Tempting title, right? But really what I want to share is a simple indulgence in my life, similar Twin Peaks: Korean TV! I wonder whether one audience can fathom the other, but it is fun sometimes, to nurture cross-overs.
It began simply enough. I wasn’t feeling well and had time on my hands, but not ‘clear time’. My eyes had trouble focusing when reading, which distanced me from personal writing for longish stretches, especially at night, and in such a state, I was beginning to feel sort of numb and emotionless. Concerns were practical, worries many. So I found myself dwelling on memories from a trip to Japan, remembering the deep relaxation I’d experienced there.
People romanticize vacation places and dream of returning because they were able to ‘be’, out of context from their ordinary lives, but I can say that upon returning from Kyoto, I felt almost confused and disoriented. That had been my level of appreciation and ease.
I love Florida, but there was a taste of being thrust from Paradise when coming back, due to the general ways of the people there, the manners, which even the objects and architecture seemed to have.
However, I’d felt self-conscious about my inability to master even a few phrases in Japanese, so thought watching Japanese TV might be a bridge. In my inquiry for Japanese TV however, I was continually redirected toward sites that had far more subtitled Korean dramas (realizing later that this had to do with commercial contracts and emphasis in the US: Japan = Anime, Korea = dramas).
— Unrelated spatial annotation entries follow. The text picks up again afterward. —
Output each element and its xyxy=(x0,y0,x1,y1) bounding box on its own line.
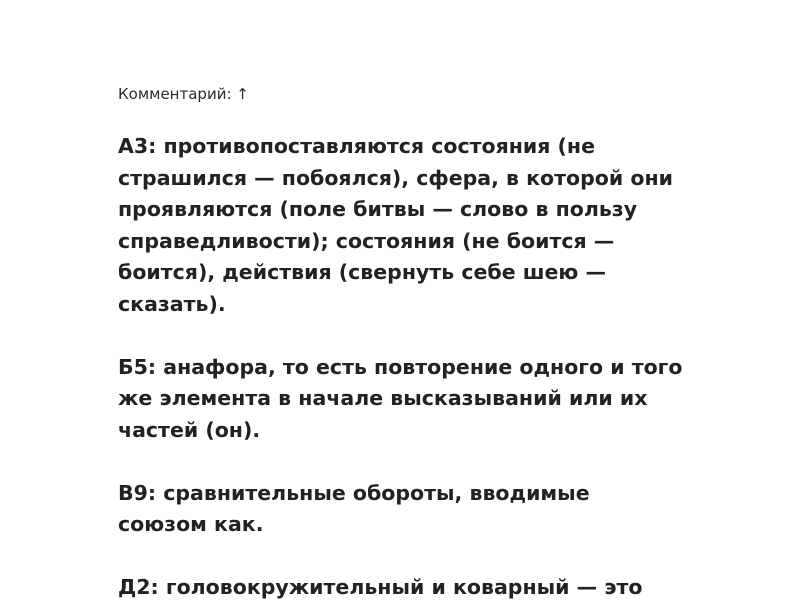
paragraph-key: А3: xyxy=(118,134,157,158)
paragraph-line: головокружительный и коварный — это xyxy=(158,575,643,599)
comment-label: Комментарий: ↑ xyxy=(118,85,249,103)
paragraph-line: справедливости); состояния (не боится — xyxy=(118,228,615,253)
paragraph-line: страшился — побоялся), сфера, в которой они xyxy=(118,165,673,190)
paragraph-a3 xyxy=(118,131,758,320)
paragraph-key: Д2: xyxy=(118,575,159,599)
paragraph-line: противопоставляются состояния (не xyxy=(156,134,595,158)
paragraph-line: сказать). xyxy=(118,291,226,316)
paragraph-line: проявляются (поле битвы — слово в пользу xyxy=(118,197,638,221)
paragraph-line: сравнительные обороты, вводимые xyxy=(156,480,590,505)
paragraph-line: союзом как. xyxy=(118,512,264,536)
paragraph-v9 xyxy=(118,478,758,541)
paragraph-line: анафора, то есть повторение одного и того xyxy=(156,354,683,379)
paragraph-key: В9: xyxy=(118,480,157,505)
paragraph-d2 xyxy=(118,572,758,600)
paragraph-key: Б5: xyxy=(118,354,157,379)
paragraph-line: частей (он). xyxy=(118,417,261,442)
paragraph-b5 xyxy=(118,352,758,447)
paragraph-line: боится), действия (свернуть себе шею — xyxy=(118,260,606,284)
comment-body xyxy=(118,131,758,600)
paragraph-line: же элемента в начале высказываний или их xyxy=(118,386,648,410)
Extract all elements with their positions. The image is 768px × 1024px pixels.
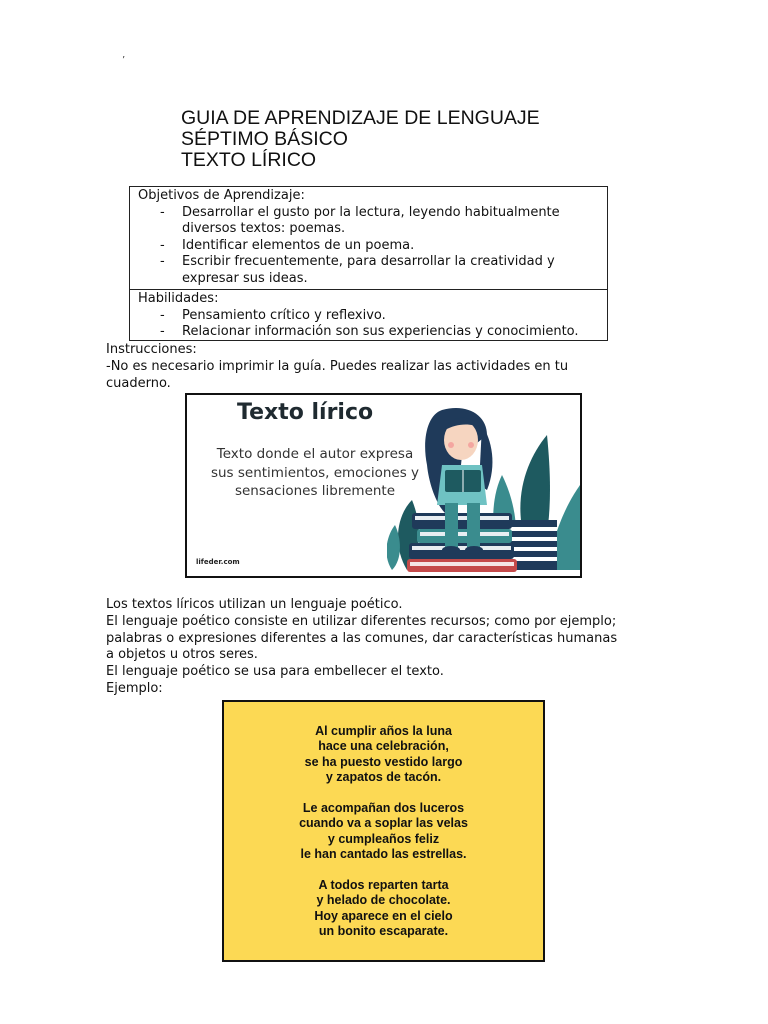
objectives-section bbox=[130, 187, 607, 290]
poem-line: y helado de chocolate. bbox=[316, 893, 451, 908]
objective-line: Identificar elementos de un poema. bbox=[182, 237, 415, 253]
poem-line: Hoy aparece en el cielo bbox=[314, 908, 453, 923]
stray-mark: ’ bbox=[122, 55, 126, 66]
lyric-text-illustration bbox=[185, 393, 582, 578]
instructions-line: -No es necesario imprimir la guía. Puedes realizar las actividades en tu bbox=[106, 358, 569, 374]
objective-item bbox=[138, 238, 607, 255]
objective-line: Escribir frecuentemente, para desarrollar la creatividad y bbox=[182, 254, 555, 269]
bullet-dash: - bbox=[160, 204, 165, 220]
page-title bbox=[181, 108, 540, 171]
title-line-1: GUIA DE APRENDIZAJE DE LENGUAJE bbox=[181, 107, 540, 129]
poem-line: y zapatos de tacón. bbox=[325, 769, 442, 784]
objective-line: Desarrollar el gusto por la lectura, leyendo habitualmente bbox=[182, 204, 560, 220]
description-line: sus sentimientos, emociones y bbox=[210, 464, 420, 481]
objective-line: diversos textos: poemas. bbox=[182, 221, 346, 236]
body-line: palabras o expresiones diferentes a las comunes, dar características humanas bbox=[106, 630, 618, 646]
objective-item bbox=[138, 254, 607, 287]
body-line: El lenguaje poético consiste en utilizar diferentes recursos; como por ejemplo; bbox=[106, 613, 617, 629]
poem-stanza bbox=[224, 724, 543, 785]
skills-list bbox=[138, 308, 607, 341]
skills-section bbox=[130, 290, 607, 341]
body-line: El lenguaje poético se usa para embellecer el texto. bbox=[106, 664, 444, 680]
objective-line: expresar sus ideas. bbox=[182, 270, 308, 286]
skill-line: Relacionar información son sus experiencias y conocimiento. bbox=[182, 324, 579, 339]
body-line: Los textos líricos utilizan un lenguaje poético. bbox=[106, 597, 403, 612]
poem-line: se ha puesto vestido largo bbox=[304, 754, 463, 769]
body-line: Ejemplo: bbox=[106, 680, 163, 696]
objectives-table bbox=[129, 186, 608, 341]
poem-line: cuando va a soplar las velas bbox=[299, 816, 468, 831]
poem-line: y cumpleaños feliz bbox=[327, 831, 440, 846]
instructions bbox=[106, 342, 666, 392]
bullet-dash: - bbox=[160, 254, 165, 269]
skills-heading: Habilidades: bbox=[138, 291, 219, 306]
description-line: sensaciones libremente bbox=[234, 483, 396, 499]
example-poem-box bbox=[222, 700, 545, 962]
poem-line: Le acompañan dos luceros bbox=[302, 801, 465, 815]
objective-item bbox=[138, 205, 607, 238]
body-line: a objetos u otros seres. bbox=[106, 647, 258, 663]
illustration-title: Texto lírico bbox=[237, 400, 374, 425]
bullet-dash: - bbox=[160, 307, 165, 323]
objectives-heading: Objetivos de Aprendizaje: bbox=[138, 188, 305, 203]
poem-stanza bbox=[224, 878, 543, 939]
girl-reading-books-icon bbox=[387, 395, 580, 576]
bullet-dash: - bbox=[160, 237, 165, 253]
explanation-text bbox=[106, 597, 666, 698]
instructions-heading: Instrucciones: bbox=[106, 342, 197, 357]
poem-line: hace una celebración, bbox=[318, 739, 449, 754]
skill-item bbox=[138, 324, 607, 341]
instructions-line: cuaderno. bbox=[106, 375, 171, 391]
skill-line: Pensamiento crítico y reflexivo. bbox=[182, 307, 386, 323]
poem-line: un bonito escaparate. bbox=[318, 923, 449, 938]
poem-stanza bbox=[224, 801, 543, 862]
poem-line: A todos reparten tarta bbox=[318, 878, 449, 892]
title-line-3: TEXTO LÍRICO bbox=[181, 149, 317, 171]
bullet-dash: - bbox=[160, 324, 165, 339]
skill-item bbox=[138, 308, 607, 325]
objectives-list bbox=[138, 205, 607, 288]
lifeder-logo: lifeder.com bbox=[196, 558, 240, 566]
poem-line: Al cumplir años la luna bbox=[315, 724, 452, 738]
description-line: Texto donde el autor expresa bbox=[216, 446, 414, 462]
poem-line: le han cantado las estrellas. bbox=[300, 846, 467, 861]
title-line-2: SÉPTIMO BÁSICO bbox=[181, 128, 348, 150]
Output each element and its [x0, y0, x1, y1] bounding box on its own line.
I’m a fan of anime films, have some level of appreciation and a level of *worship* for Hayao Miyazaki, but was looking for human interactions. 🙂
By the way, people still refer to Korean dramas as “soap operas”, but they are almost always limited to one season, 16 episodes or less, and have definite endings. So a better comparison is with something like a Masterpiece miniseries on PBS, although Masterpiece is less concerned with stirring one’s emotional empathy and passion, than creating and immersing one in a tone, making one acquainted with a few enduring characters.
I like both.
And actually, the comparison travels in other ways as well. To get involved with Korean television is to go back in time. If you enjoyed romantic comedies in the US and UK during the 80’s and 90’s, watching Korean TV will conjure up feelings of nostalgia.
Maybe the melodrama genre comes closer to a soap opera feel, but without going on and on and on. People who liked that kind of TV are probably drawn more to reality TV these days.
As for me however, as a child, my mother would ask me to video tape her soap operas when I came home from school, pausing to edit out the commercials before there was such a thing as DVR. So of course I became addicted. After a while though, I was bored enough to test myself, not paying attention for a while then coming back, proving for myself that nothing changed.
As an aside, recently it came to light that YouTube had been allowing for young children to view increasingly disturbing and disconnected videos thanks to the auto-play feature, combined with algorithms that lead viewers to more and more radical content. Video makers had capitalized on a blind spot by combining random keywords and random photographs and videos to match or meet those keywords, in some cases there were no filters for age, which led to a horrendous situation.
Actually the situation is disturbing for adults as well, contributing to conspiracy theories and anxiety mongering, but at least adults have some measure of responsibility for discernment.
Korean dramas do push a few of the same buttons as soap operas – they are often incredibly emotional, full of han, confrontational about class and tragedy, but, in love they are restrained. There is a strong emphasis on honor and ethics, responsibilities and roles in society.
If you remember, one of the descriptions of myself that I shared at the beginning was of feeling emotionless. For so many reasons, but also just the discouragement that hits any normal creative person halted by illness, I often felt blank then, as though observing my life and the people in it, rather than being ‘there’ in a situation. Yes, some of this was spiritual exploration, which for me took quite a disconnected and intellectual tone for a while, but maybe I didn’t really want to feel deep emotions. Human life is emotion!
🙂 Back to the story, I thought I might immerse in Korean culture just a little, before focusing on learning Japanese, but my daughter’s friend gave me a list of just 10 shows, as well as websites I could stream from and…
>zip<. there disappeared two years of my life. 😉
I’m exaggerating a little, but honestly, I became entranced, enchanted. And even now, should I find myself awake in the middle of the night, I’m likely to reach for a show. Not to mention the food that came into my life, and the music!
If you’ve gotten this far, you may enjoy a recommendations, although whatever I’m currently watching is my favorite thing!
I’d safely recommend a show called Misaeng (Incomplete Life), which I think you can find on Netflix now, depending on your country, and then, suggestions have more to do with preference. For historical drama, Six Flying Dragons; for romantic humor, Greatest Love (don’t let the promo pictures scare you and give it at least 3 episodes).
There are a few Japanese dramas I’d like to note, because I did eventually find more ways to access these too. A quirky favorite is the show Date, but I’d suggest watching, although heart wrenching, The Hours of My Life first.